1. \begin{align*} && g(x) &= \frac{2x^3+3}{x^4+4} \\ \Rightarrow && g'(x) &= \frac{6x^2(x^4+4) - (2x^3+3)(4x^3)}{(x^4+4)^2} \\ &&&= \frac{-2x^6-12x^3+24x^2}{(x^4+4)} \\ &&&= \frac{-2x^2(x^4+6x-12)}{(x^4+4)} \end{align*} So \(g'(x)\) is not \(0\) for \(x = \pm 1\). We can also note that \(g(-1) = \frac1{5} \neq 1\) Even if the other turning point was \(1\), we would also need to check the behaviour as \(x \to \pm \infty\). We can also note that \(g(-1) = \frac{1}{5} < \frac34\) so the conclusion is also not true.
2. There are several errors. \[ \int (1-x)^{-3} \d x = \underbrace{\frac{1}{4}}_{\text{correct constant}}(1-x)^{-4} + \underbrace{C}_{\text{constant of integration}} \] We cannot integrate through the asymptote at \(1\).
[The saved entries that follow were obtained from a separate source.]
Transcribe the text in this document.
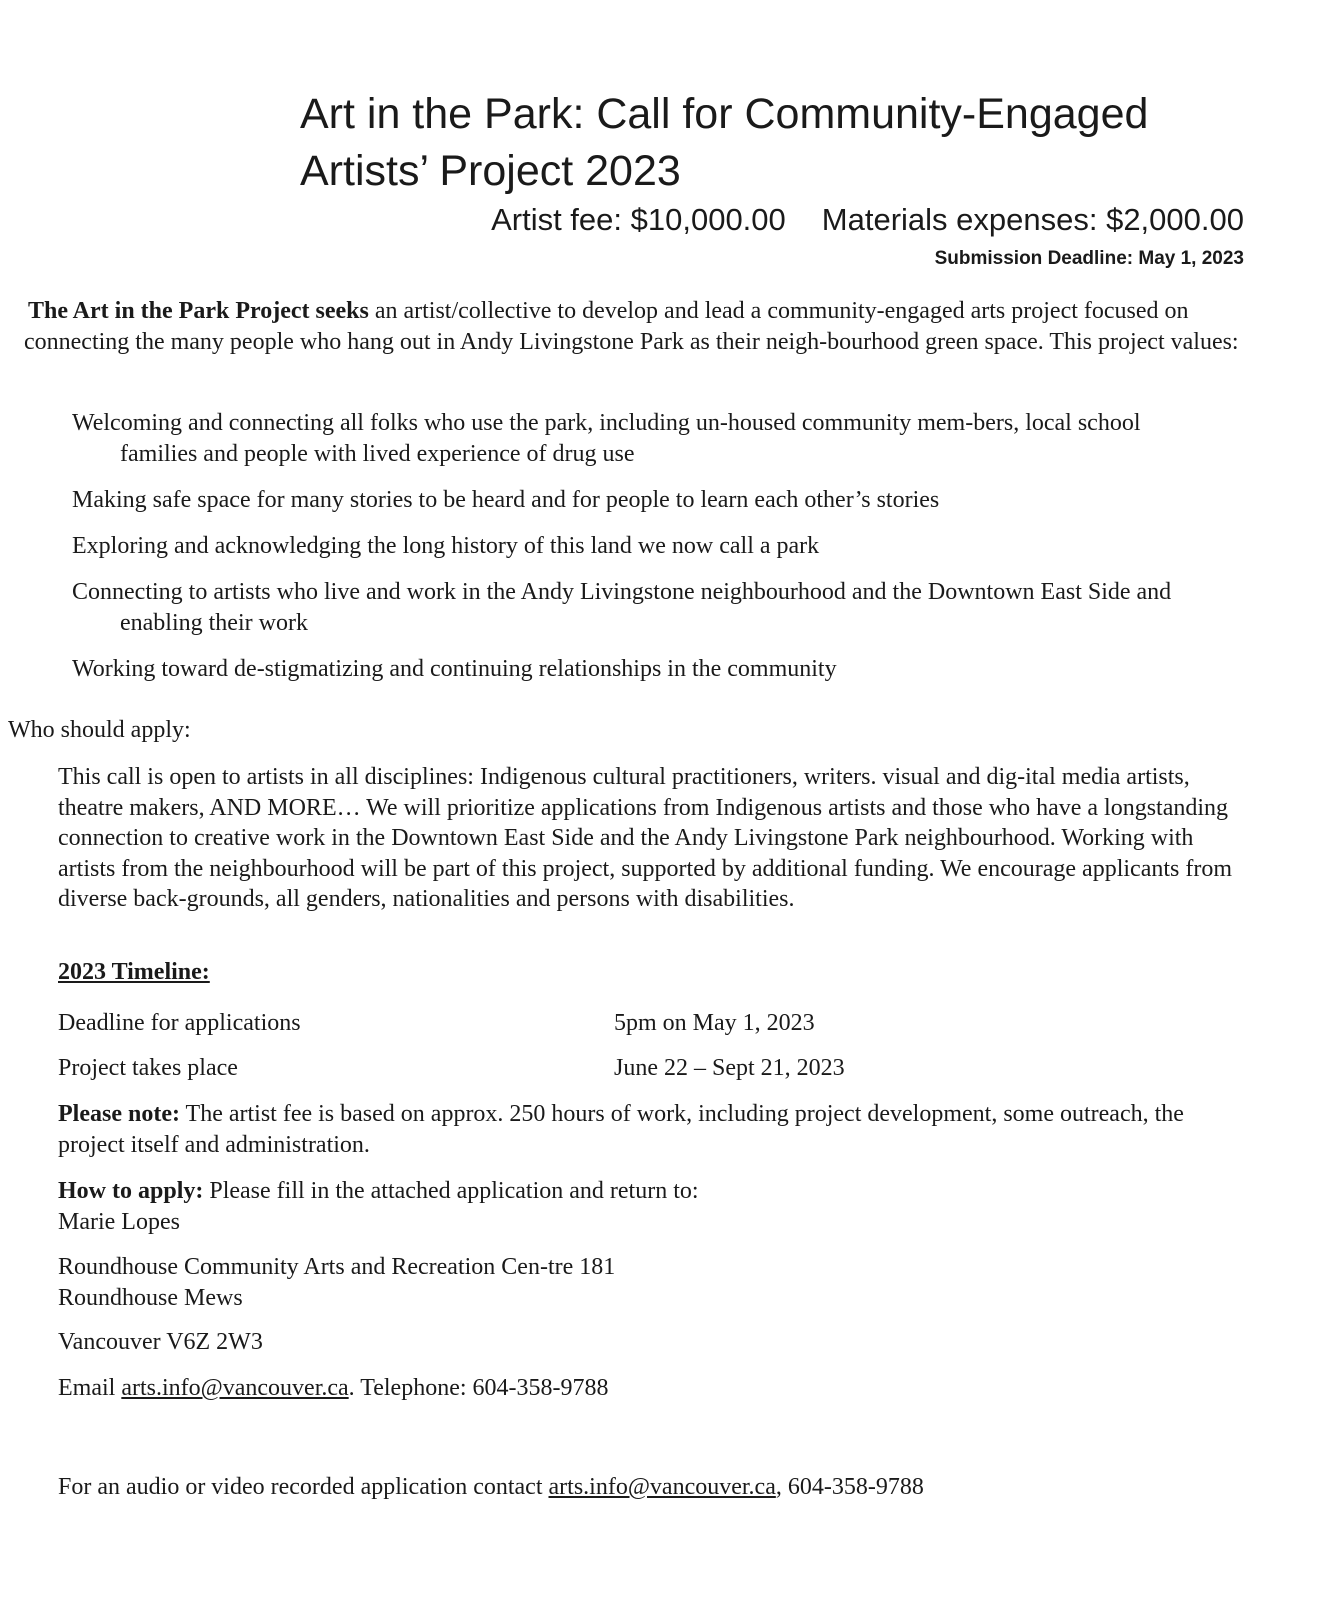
Art in the Park: Call for Community-Engaged Artists’ Project 2023
Artist fee: $10,000.00 Materials expenses: $2,000.00
Submission Deadline: May 1, 2023
The Art in the Park Project seeks an artist/collective to develop and lead a community-engaged arts project focused on connecting the many people who hang out in Andy Livingstone Park as their neigh-bourhood green space. This project values:
Welcoming and connecting all folks who use the park, including un-housed community mem-bers, local school families and people with lived experience of drug use
Making safe space for many stories to be heard and for people to learn each other’s stories
Exploring and acknowledging the long history of this land we now call a park
Connecting to artists who live and work in the Andy Livingstone neighbourhood and the Downtown East Side and enabling their work
Working toward de-stigmatizing and continuing relationships in the community
Who should apply:
This call is open to artists in all disciplines: Indigenous cultural practitioners, writers. visual and dig-ital media artists, theatre makers, AND MORE… We will prioritize applications from Indigenous artists and those who have a longstanding connection to creative work in the Downtown East Side and the Andy Livingstone Park neighbourhood. Working with artists from the neighbourhood will be part of this project, supported by additional funding. We encourage applicants from diverse back-grounds, all genders, nationalities and persons with disabilities.
2023 Timeline:
Deadline for applications	5pm on May 1, 2023
Project takes place	June 22 – Sept 21, 2023
Please note: The artist fee is based on approx. 250 hours of work, including project development, some outreach, the project itself and administration.
How to apply: Please fill in the attached application and return to:
Marie Lopes
Roundhouse Community Arts and Recreation Cen-tre 181 Roundhouse Mews
Vancouver V6Z 2W3
Email arts.info@vancouver.ca. Telephone: 604-358-9788
For an audio or video recorded application contact arts.info@vancouver.ca, 604-358-9788
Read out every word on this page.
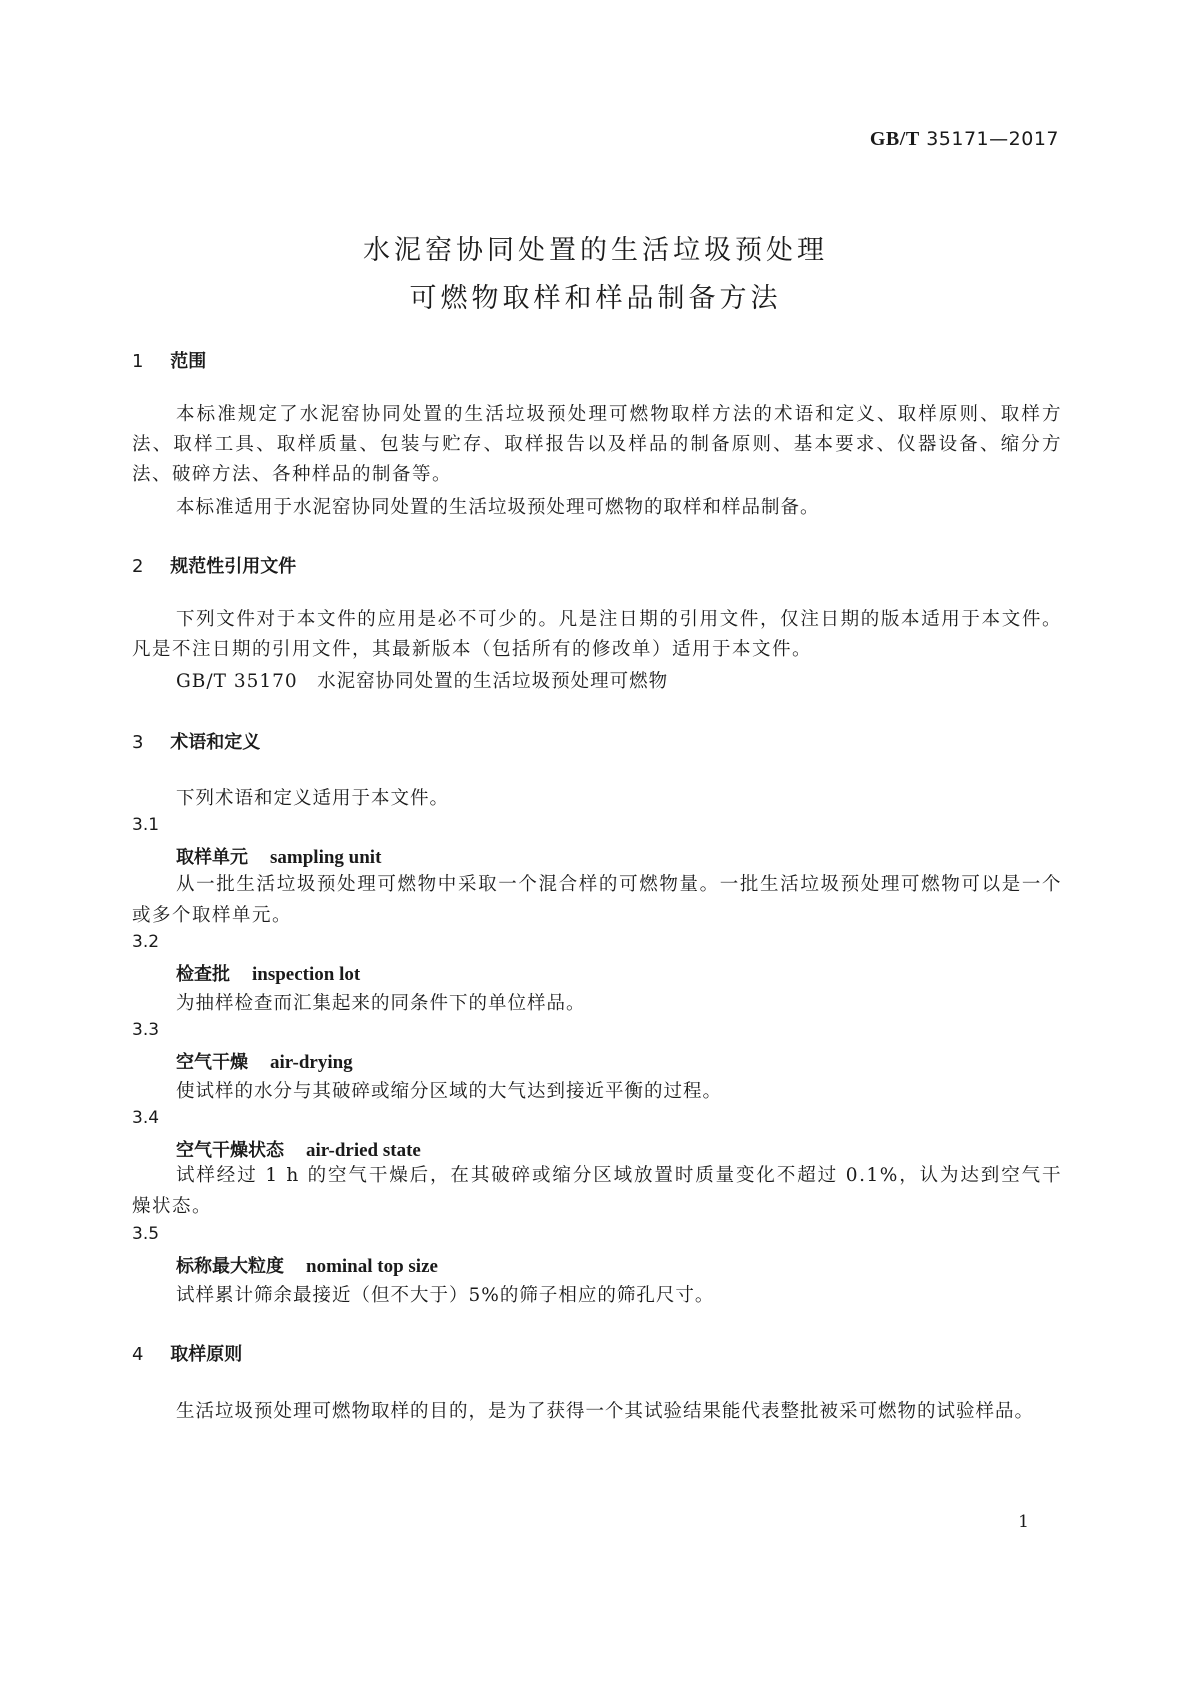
GB/T 35171—2017
水泥窑协同处置的生活垃圾预处理
可燃物取样和样品制备方法
1 范围
本标准规定了水泥窑协同处置的生活垃圾预处理可燃物取样方法的术语和定义、取样原则、取样方法、取样工具、取样质量、包装与贮存、取样报告以及样品的制备原则、基本要求、仪器设备、缩分方法、破碎方法、各种样品的制备等。
本标准适用于水泥窑协同处置的生活垃圾预处理可燃物的取样和样品制备。
2 规范性引用文件
下列文件对于本文件的应用是必不可少的。凡是注日期的引用文件，仅注日期的版本适用于本文件。凡是不注日期的引用文件，其最新版本（包括所有的修改单）适用于本文件。
GB/T 35170　水泥窑协同处置的生活垃圾预处理可燃物
3 术语和定义
下列术语和定义适用于本文件。
3.1
取样单元 sampling unit
从一批生活垃圾预处理可燃物中采取一个混合样的可燃物量。一批生活垃圾预处理可燃物可以是一个或多个取样单元。
3.2
检查批 inspection lot
为抽样检查而汇集起来的同条件下的单位样品。
3.3
空气干燥 air-drying
使试样的水分与其破碎或缩分区域的大气达到接近平衡的过程。
3.4
空气干燥状态 air-dried state
试样经过 1 h 的空气干燥后，在其破碎或缩分区域放置时质量变化不超过 0.1%，认为达到空气干燥状态。
3.5
标称最大粒度 nominal top size
试样累计筛余最接近（但不大于）5%的筛子相应的筛孔尺寸。
4 取样原则
生活垃圾预处理可燃物取样的目的，是为了获得一个其试验结果能代表整批被采可燃物的试验样品。
1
There is a sense in which we could argue \(\displaystyle \int_{-1}^3 (1-x)^{-3} \d x = 0\), specifically using Cauchy principal value \begin{align*} \mathrm {p.v.} \int_{-1}^3 (1-x)^{-3} &=\lim_{\epsilon \to 0} \left [ \int_{-1}^{1-\epsilon} (1-x)^{-3} \d x+ \int_{1+\epsilon}^{3} (1-x)^{-3} \d x\right] \\ &=\lim_{\epsilon \to 0} \left [ \left[ \frac14 (1-x)^{-4}\right]_{-1}^{1-\epsilon}+ \left[ \frac14 (1-x)^{-4}\right]_{1+\epsilon}^3\right] \\ &=\lim_{\epsilon \to 0} \left [ \frac14 \epsilon^{-4}-\frac14 \frac1{2^4} + \frac14 \frac1{2^4} - \frac14 \epsilon^{-4} \right] \\ &= \lim_{\epsilon \to 0} 0 \\ &= 0 \end{align*} However, in many normal ways of treating this integral it would be undefined.